Wen Yunchao at his apartment in Hong Kong. By BROOK LARMER
Published: October 26, 2011
The cellphone vibrated softly, insistently, echoing off the whitewashed walls of the artist’s studio. It was a Sunday morning in early April, and Wang Bo — an Internet animator better known to his legions of online fans by his nickname, Pi San — ignored the call at first. He wanted no intrusions. A compact 40-year-old with short-cropped hair and arched eyebrows that give him a look of permanent bemusement, Pi San is most famous for creating a mischievous cartoon character named Kuang Kuang, but he earns money by making animations for corporations, and he was on a deadline. Pi San had bicycled to his studio in a defunct factory building on the outskirts of Beijing that morning, hoping to finish up some work in peace. But the buzzing of the phone didn’t stop.
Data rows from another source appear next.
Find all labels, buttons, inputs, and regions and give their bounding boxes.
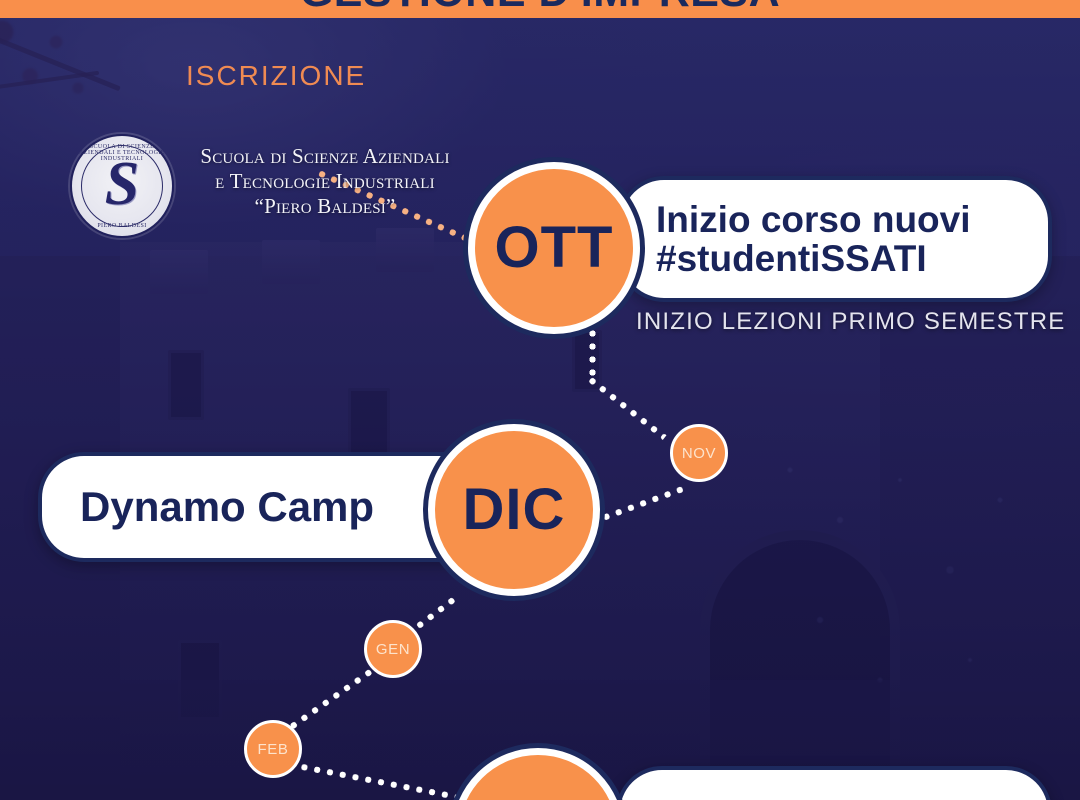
milestone-node-gen-label: GEN (376, 641, 410, 658)
iscrizione-kicker: ISCRIZIONE (186, 60, 366, 92)
seal-monogram-s: S (105, 153, 139, 215)
milestone-node-nov[interactable]: NOV (670, 424, 728, 482)
school-name-line-1: Scuola di Scienze Aziendali (160, 144, 490, 169)
school-name-block: Scuola di Scienze Aziendali e Tecnologie… (160, 144, 490, 218)
milestone-node-ott-label: OTT (495, 219, 614, 277)
banner-title: GESTIONE D'IMPRESA (300, 0, 780, 18)
card-ott-subtitle: INIZIO LEZIONI PRIMO SEMESTRE (636, 308, 1066, 336)
milestone-node-feb[interactable]: FEB (244, 720, 302, 778)
card-ott-event[interactable]: Inizio corso nuovi #studentiSSATI (618, 176, 1052, 302)
milestone-node-ott[interactable]: OTT (468, 162, 640, 334)
milestone-node-feb-label: FEB (258, 741, 289, 758)
school-name-line-2: e Tecnologie Industriali (160, 169, 490, 194)
navy-color-overlay (0, 0, 1080, 800)
milestone-node-nov-label: NOV (682, 445, 716, 462)
infographic-poster: ISCRIZIONE SCUOLA DI SCIENZE AZIENDALI E… (0, 0, 1080, 800)
milestone-node-gen[interactable]: GEN (364, 620, 422, 678)
milestone-node-dic[interactable]: DIC (428, 424, 600, 596)
background-photo (0, 0, 1080, 800)
top-banner: GESTIONE D'IMPRESA (0, 0, 1080, 18)
school-name-line-3: “Piero Baldesi” (160, 194, 490, 219)
card-ott-text: Inizio corso nuovi #studentiSSATI (656, 200, 971, 278)
card-ott-line-1: Inizio corso nuovi (656, 200, 971, 239)
card-dic-event[interactable]: Dynamo Camp (38, 452, 490, 562)
card-dic-text: Dynamo Camp (80, 485, 374, 530)
seal-arc-bottom-text: PIERO BALDESI (72, 223, 172, 229)
card-ott-line-2: #studentiSSATI (656, 239, 971, 278)
milestone-node-dic-label: DIC (463, 481, 566, 539)
card-recruiting-day-event[interactable]: Recruiting Day (616, 766, 1052, 800)
school-seal-logo: SCUOLA DI SCIENZE AZIENDALI E TECNOLOGIE… (70, 134, 174, 238)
The moment Pi San picked up, the caller blurted out the news: State security agents had just detained Ai Weiwei, China’s most famous contemporary artist and a government critic. Pi San spat out a profanity. Over the previous six weeks, hundreds of bloggers — lawyers, activists, journalists — had vanished into police custody in one of the harshest assaults on social activism in decades. Now they had Ai — fat, brilliant, bombastic and internationally renowned. If Ai could be arrested, was any independent thinker in China safe?
Pi San had reason to be scared. He and Ai were friends. A few weeks earlier, over lunch, the two artists talked about collaborating on a satirical Internet animation. Though a bit wary of Ai’s Web activism, Pi San admired his daring solo exhibitions in New York, Berlin and London. The most recent show had consisted of 100 million sunflower seeds made of porcelain, laid out across the floor of the Tate Modern, which visitors were invited to walk upon. Some considered the seeds to be symbols of the downtrodden Chinese people.
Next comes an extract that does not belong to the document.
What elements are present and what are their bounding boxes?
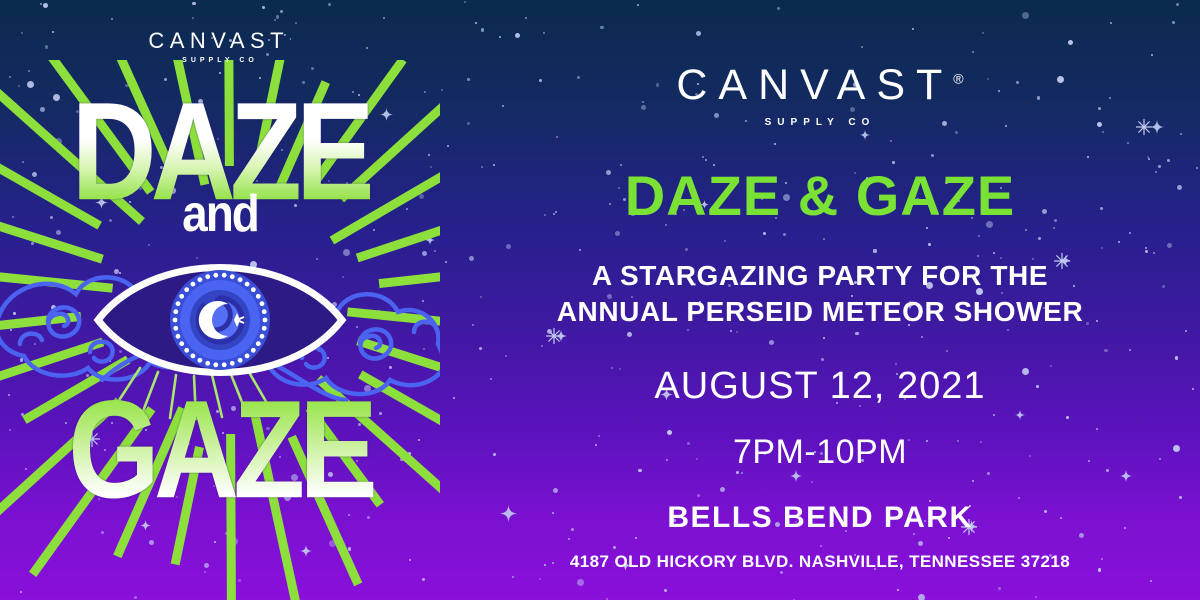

Despite his fear, Pi San quickly posted the news about Ai’s detention on Sina Weibo, China’s closely monitored equivalent of Twitter and the fastest-growing Internet platform in the world. An invisible censor deleted the message in seconds. He then tried posting, without comment, a cartoon drawing of Ai, the better to evade China’s word-sensitive filtering software. But the image disappeared, too — a sign that a human being, not computer software, had deleted the drawing. Pi San told his Weibo followers: “Again I was ‘harmonized.’ It’s just a picture!”